Voice-over-Internet Protocol
Voice-over-Internet Protocol (VoIP) is the routing of voice conversations over the Internet or any other IP-based network. The voice data flows over a general-purpose packet-switched network, instead of traditional dedicated, circuit-switched voice transmission lines. Voice-over-IP traffic might be deployed on any IP network, including ones lacking a connection to the rest of the Internet, for instance on a private building-wide LAN.
ECG
An electrocardiogram (ECG or EKG) is a recording of the electrical activity of the heart over time produced by an electrocardiograph, usually in a noninvasive recording via skin electrodes.
Ambient Experience Design
Ambient Experience Design solutions focus on the values and needs of both patients and medical staff, addressing the total experience flow. They integrate architecture and technology (e.g. lighting, sound, vision, RFID) to create spaces that the patient can personalize.

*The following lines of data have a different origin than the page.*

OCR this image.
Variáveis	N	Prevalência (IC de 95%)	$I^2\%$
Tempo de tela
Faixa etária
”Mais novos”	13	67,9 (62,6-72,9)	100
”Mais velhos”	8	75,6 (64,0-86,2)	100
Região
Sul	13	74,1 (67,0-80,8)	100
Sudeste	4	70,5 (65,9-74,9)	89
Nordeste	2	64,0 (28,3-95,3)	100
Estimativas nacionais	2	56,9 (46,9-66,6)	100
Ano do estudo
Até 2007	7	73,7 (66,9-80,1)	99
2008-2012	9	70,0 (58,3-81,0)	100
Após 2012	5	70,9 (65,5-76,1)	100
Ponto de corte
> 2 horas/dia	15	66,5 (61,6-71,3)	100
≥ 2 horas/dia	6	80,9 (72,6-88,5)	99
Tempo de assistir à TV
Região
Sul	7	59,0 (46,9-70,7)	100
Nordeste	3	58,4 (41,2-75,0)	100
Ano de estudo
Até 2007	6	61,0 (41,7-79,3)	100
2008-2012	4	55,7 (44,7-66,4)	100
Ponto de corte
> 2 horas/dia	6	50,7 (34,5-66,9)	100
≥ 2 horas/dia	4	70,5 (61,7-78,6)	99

Digital Enhanced Cordless Telecommunications
Digital Enhanced Cordless Telecommunications (DECT) is a European telecommunications standard for digital portable phones, commonly used in both the home and in the workplace. DECT is recognized as meeting the International Mobile Telecommunications-2000 (IMT-2000) standards, thus qualifying as a 3G system.
Compact Fluorescent Lamp integrated
Compact Fluorescent Lamp integrated (CFLi) lamps are 80% more energy efficient than incandescent lamps, and are easily interchangeable. Integrated CFLs work well in standard incandescent light fixtures, lowering the overall cost of ownership since they can reuse the existing infrastructure.